Non è purtroppo abituale leggere testi recenti di storia dell'arte come specchi delle situazioni che ne hanno condizionato la nascita. Eppure, dovremmo saper scorgere negli "Architectural Principles" di Wittkower un'affermazione di fiducia nella ragione occidentale: una ricerca di fondamento - da parte di uno sradicato 'malgré soi' - per l'architettura del dopoguerra alla ricerca di nuova legittimazione. Analogamente, è possibile leggere nel "Biagio Rossetti" di Bruno Zevi una testimonianza delle speranze dell'urbanistica italiana negli anni precedenti il primo centrosinistra. La monografia di Argan si aggancia ai saggi scritti dallo stesso autore negli anni cinquanta su Brunelleschi - aurora di un laico umanesimo - e su Borromini, campione di una "rivoluzione fallita". Questo Michelangelo esistenziale, infatti, ansioso di scorgere tracce del divino in un mondo lacerato, sembra parlare delle disillusioni, delle incertezze, dei bisogni attuali di un'intera generazione di intellettuali. Dal rifiuto di parlare con cui si chiude la vita artistica del Buonarroti, nella narrazione di Argan, traspare una voglia di protesta contro nemici imprecisati, un'esigenza di prendere posizione anche se le antiche trincee risultano inagibili.

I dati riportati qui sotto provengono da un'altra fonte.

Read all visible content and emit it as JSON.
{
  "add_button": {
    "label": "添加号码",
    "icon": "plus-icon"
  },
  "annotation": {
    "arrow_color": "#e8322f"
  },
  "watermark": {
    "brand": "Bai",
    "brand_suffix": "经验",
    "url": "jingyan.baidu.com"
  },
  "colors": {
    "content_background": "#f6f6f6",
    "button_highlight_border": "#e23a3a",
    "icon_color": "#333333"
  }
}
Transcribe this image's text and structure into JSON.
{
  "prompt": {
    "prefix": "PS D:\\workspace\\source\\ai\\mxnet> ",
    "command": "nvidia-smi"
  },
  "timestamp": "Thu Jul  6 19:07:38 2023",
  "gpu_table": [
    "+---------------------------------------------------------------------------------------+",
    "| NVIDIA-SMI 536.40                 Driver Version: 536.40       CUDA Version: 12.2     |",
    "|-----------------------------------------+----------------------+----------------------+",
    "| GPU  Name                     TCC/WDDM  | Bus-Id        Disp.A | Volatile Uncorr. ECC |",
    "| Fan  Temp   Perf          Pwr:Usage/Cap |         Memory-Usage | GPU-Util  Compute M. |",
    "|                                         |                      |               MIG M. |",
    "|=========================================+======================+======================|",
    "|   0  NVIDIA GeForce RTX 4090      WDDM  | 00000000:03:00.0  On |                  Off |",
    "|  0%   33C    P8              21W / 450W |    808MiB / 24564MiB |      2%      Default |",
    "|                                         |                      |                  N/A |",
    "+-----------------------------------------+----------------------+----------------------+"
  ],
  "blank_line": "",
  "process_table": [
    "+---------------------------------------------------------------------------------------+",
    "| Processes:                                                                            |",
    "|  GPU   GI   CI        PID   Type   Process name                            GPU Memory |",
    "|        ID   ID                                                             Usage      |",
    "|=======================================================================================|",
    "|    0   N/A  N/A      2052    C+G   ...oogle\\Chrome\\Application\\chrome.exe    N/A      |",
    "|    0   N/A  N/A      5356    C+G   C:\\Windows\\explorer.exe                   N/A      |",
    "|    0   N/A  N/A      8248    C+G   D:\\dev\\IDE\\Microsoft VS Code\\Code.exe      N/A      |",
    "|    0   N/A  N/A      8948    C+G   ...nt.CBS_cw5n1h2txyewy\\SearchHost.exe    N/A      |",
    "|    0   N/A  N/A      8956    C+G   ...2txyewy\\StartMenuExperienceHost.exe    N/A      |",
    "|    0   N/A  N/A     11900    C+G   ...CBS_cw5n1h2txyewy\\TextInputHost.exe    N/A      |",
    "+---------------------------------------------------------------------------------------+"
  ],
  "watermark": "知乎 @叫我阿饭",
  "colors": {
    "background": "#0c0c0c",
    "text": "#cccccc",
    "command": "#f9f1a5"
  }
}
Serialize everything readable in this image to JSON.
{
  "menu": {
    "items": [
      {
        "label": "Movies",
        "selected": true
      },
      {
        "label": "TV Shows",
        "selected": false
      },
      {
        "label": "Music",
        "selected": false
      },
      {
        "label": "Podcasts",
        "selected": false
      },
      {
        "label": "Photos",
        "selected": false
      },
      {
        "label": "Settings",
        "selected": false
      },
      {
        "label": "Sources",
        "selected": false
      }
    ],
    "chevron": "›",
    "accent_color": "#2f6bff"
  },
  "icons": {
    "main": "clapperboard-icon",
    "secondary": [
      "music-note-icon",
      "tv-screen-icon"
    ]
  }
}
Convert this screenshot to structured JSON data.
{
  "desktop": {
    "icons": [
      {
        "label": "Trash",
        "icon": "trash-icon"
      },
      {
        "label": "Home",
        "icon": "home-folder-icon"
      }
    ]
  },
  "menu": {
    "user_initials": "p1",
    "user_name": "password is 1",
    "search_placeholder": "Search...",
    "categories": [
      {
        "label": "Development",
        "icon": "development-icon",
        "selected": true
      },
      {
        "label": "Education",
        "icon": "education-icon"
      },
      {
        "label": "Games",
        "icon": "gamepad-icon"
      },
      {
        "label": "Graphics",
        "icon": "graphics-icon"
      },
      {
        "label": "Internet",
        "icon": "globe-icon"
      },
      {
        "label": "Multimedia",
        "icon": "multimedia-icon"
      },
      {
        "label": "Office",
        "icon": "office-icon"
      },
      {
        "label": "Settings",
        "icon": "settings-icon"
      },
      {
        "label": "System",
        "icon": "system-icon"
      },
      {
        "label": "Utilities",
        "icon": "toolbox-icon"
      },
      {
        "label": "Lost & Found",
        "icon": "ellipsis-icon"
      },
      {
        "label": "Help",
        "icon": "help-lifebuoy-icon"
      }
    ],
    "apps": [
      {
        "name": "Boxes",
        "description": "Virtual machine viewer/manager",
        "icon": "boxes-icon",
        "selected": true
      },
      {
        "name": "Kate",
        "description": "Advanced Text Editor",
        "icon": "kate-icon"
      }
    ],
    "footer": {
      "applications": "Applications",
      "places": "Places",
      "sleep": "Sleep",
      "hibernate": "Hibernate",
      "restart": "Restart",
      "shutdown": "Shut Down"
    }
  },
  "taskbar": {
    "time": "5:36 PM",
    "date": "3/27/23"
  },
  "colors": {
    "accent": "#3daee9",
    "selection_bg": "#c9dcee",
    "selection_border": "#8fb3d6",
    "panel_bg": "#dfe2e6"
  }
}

Eppure, un'analisi che conceda troppo al punto di vista ideologico non è adeguata alla piena comprensione del volume. In questa sede, è impossibile entrare nel dettaglio dei singoli problemi; ci dovremo limitare a osservazioni generali. La prima delle quali riguarda quella che si potrebbe chiamare una sopravalutazione costante della cultura filosofica e della coscienza politica del Buonarroti: Argan sembra entrare in polemica, ma senza prendere di petto l'argomento, con l'articolato saggio di Giorgio Spini sull'ambiguità politica di Michelangelo. Tanto, che in alcuni passi del libro l'artista sembra impegnato a tradurre concetti astratti in forme, attraverso traslazioni difficilmente dimostrabili. È un Buonarroti lucidamente cosciente della portata strategica dell'operazione intrapresa, ad esempio, che dà forma - secondo Argan - alla piazza del Campidoglio: ma proprio le pagine dedicate a tale soggetto evidenziano la scissione tra critica e filologia inizialmente postulata. Giustamente, infatti, nella sua scheda relativa al complesso, Bruno Contardi mette cautamente in dubbio - su basi documentarie - le responsabilità solitamente attribuite all'artista nella configurazione del nuovo assetto capitolino. Ed è molto probabile che un'analisi ancor più dettagliata dei documenti, dei grafici superstiti, dell'opera stessa, possa contribuire a smontare un mito creato dalla tradizione storiografica su discutibili fondamenta. Argan non segue la traccia individuata da Contardi, dando l'impressione di essersi lasciato trascinare dalla propria costruzione critica e letteraria. Come in altri passi, il prevalere dell'induzione sull'analisi rischia di rendere troppo facilmente falsificabili le tesi esposte.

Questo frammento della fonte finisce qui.